Taxpayer cash fuels dividend
BARRATT SHARES HELP-TO-BUY GAINS
A BIG winner from a taxpayer-backed mortgage scheme has announced a new £175million windfall for shareholders.
More than a third of homes sold by Barratt in the second half of 2019 were part-financed by the Help to Buy scheme.
The firm, Britain’s biggest housebuilder, already planned to hand back £175m to its shareholders via a special dividend to be paid this November.
But yesterday Barratt announced they will get another £175m in November 2021 too.
Help to Buy was launched by the Tories in 2013 to help those with small deposits save up for a property.
But critics claim it has been used by welloff buyers to get a cheap loan, and drove up property prices.

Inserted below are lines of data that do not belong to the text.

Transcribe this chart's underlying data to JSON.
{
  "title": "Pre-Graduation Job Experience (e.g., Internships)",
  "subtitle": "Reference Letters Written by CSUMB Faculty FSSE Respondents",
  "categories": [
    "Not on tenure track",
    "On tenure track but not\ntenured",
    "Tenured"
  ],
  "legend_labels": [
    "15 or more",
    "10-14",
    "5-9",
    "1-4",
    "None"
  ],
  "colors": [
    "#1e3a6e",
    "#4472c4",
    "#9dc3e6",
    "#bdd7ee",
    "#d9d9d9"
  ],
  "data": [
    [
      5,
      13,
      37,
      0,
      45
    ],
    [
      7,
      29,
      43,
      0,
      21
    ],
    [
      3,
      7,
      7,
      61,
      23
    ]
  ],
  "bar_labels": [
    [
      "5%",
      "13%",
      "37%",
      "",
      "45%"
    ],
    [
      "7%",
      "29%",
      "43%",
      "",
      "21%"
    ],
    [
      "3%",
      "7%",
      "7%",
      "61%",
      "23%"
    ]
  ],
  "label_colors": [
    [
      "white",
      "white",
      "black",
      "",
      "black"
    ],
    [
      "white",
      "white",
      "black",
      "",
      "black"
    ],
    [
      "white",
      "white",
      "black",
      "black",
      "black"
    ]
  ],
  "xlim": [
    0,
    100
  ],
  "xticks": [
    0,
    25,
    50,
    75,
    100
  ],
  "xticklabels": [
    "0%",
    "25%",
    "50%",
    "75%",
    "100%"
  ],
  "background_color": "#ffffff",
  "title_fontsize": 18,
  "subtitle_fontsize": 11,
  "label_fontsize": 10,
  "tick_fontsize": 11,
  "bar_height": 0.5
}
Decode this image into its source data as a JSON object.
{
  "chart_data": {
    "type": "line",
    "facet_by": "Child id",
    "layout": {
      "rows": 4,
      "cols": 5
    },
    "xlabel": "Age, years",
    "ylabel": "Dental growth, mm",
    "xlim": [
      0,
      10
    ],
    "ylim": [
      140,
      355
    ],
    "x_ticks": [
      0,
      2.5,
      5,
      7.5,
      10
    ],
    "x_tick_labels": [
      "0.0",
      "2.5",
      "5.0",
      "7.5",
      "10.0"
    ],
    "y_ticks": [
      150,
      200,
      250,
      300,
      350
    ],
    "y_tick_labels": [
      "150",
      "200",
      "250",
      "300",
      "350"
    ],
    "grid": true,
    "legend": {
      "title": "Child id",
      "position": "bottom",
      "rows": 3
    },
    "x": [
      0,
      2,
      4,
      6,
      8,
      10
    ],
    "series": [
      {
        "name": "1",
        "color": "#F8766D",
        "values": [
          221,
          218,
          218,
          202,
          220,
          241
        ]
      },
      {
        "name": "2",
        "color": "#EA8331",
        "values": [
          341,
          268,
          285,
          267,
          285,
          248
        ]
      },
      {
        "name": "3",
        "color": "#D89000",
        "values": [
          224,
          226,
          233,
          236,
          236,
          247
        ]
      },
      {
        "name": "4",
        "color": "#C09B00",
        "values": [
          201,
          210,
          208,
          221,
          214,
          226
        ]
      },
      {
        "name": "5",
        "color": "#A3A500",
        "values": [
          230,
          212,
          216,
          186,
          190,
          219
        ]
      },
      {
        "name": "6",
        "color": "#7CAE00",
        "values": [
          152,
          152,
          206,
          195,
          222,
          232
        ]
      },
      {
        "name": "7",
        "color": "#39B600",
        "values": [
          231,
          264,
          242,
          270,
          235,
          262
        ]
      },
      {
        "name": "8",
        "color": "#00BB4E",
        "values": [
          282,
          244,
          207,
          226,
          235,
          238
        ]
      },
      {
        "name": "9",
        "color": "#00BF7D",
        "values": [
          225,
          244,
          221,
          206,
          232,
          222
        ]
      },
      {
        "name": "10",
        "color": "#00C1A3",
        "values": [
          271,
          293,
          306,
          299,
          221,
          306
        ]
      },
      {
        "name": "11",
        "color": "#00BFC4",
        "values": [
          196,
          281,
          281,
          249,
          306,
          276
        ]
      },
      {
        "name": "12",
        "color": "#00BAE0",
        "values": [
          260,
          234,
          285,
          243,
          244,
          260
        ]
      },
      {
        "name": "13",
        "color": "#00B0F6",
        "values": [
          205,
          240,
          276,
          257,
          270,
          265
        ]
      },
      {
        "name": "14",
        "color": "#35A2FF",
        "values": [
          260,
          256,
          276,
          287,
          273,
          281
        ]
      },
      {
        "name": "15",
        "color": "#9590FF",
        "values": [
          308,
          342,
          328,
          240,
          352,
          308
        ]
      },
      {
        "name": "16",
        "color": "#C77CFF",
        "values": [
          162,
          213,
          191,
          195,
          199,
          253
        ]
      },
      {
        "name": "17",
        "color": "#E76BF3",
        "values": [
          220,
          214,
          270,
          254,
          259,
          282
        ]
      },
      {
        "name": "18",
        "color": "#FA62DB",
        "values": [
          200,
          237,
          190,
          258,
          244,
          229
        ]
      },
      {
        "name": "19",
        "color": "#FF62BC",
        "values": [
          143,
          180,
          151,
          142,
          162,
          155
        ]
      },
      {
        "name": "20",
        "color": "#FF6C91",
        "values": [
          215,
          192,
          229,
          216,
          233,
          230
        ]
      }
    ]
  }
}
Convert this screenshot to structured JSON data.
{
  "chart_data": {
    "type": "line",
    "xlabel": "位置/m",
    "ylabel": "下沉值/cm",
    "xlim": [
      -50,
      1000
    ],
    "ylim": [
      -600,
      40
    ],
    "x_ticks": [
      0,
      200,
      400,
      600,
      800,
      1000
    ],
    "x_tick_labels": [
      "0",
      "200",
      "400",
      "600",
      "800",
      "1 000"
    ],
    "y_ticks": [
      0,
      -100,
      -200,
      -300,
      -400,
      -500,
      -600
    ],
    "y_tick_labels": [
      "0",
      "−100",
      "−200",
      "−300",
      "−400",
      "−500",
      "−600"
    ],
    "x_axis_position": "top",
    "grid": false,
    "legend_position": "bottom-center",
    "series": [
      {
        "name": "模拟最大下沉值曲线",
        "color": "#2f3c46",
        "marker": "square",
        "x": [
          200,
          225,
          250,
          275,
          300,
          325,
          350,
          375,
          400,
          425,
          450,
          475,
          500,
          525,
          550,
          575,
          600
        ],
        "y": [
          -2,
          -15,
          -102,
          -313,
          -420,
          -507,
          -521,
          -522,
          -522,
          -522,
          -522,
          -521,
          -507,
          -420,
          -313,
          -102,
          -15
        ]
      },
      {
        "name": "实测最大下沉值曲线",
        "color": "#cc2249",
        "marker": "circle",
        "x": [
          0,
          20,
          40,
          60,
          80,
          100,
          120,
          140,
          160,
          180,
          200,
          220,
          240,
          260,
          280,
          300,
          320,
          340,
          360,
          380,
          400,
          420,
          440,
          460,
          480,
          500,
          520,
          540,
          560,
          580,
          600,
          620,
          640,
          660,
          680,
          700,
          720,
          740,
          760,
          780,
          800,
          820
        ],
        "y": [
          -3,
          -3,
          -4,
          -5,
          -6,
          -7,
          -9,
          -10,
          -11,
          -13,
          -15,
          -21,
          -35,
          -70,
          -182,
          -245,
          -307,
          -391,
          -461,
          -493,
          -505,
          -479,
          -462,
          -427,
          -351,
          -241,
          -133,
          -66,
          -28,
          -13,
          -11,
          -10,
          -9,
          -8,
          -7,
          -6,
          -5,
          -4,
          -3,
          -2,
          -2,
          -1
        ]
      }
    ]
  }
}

One reason for the special dividends for investors is because Barratt is sitting on what chief executive David Thomas called a “substantial” £433m of cash. Thomas’s pay and perks package soared from £2.7m to £3.6m last year. Barratt’s share price increased more than 2% yesterday to a record high. It came as the company announced that the 8,314 homes it built in the second half of 2019 was the highest for 12 years. Meanwhile, revenues rose 6.3% to nearly £2.3bn and profits saw a 3.7% increase to £423m.
David Madden, an analyst at City broker CMC Markets, said: “The company has benefited greatly from the Help to Buy scheme, and it is banking on further assistance from Westminster, especially on the back of the Tory party win last year.”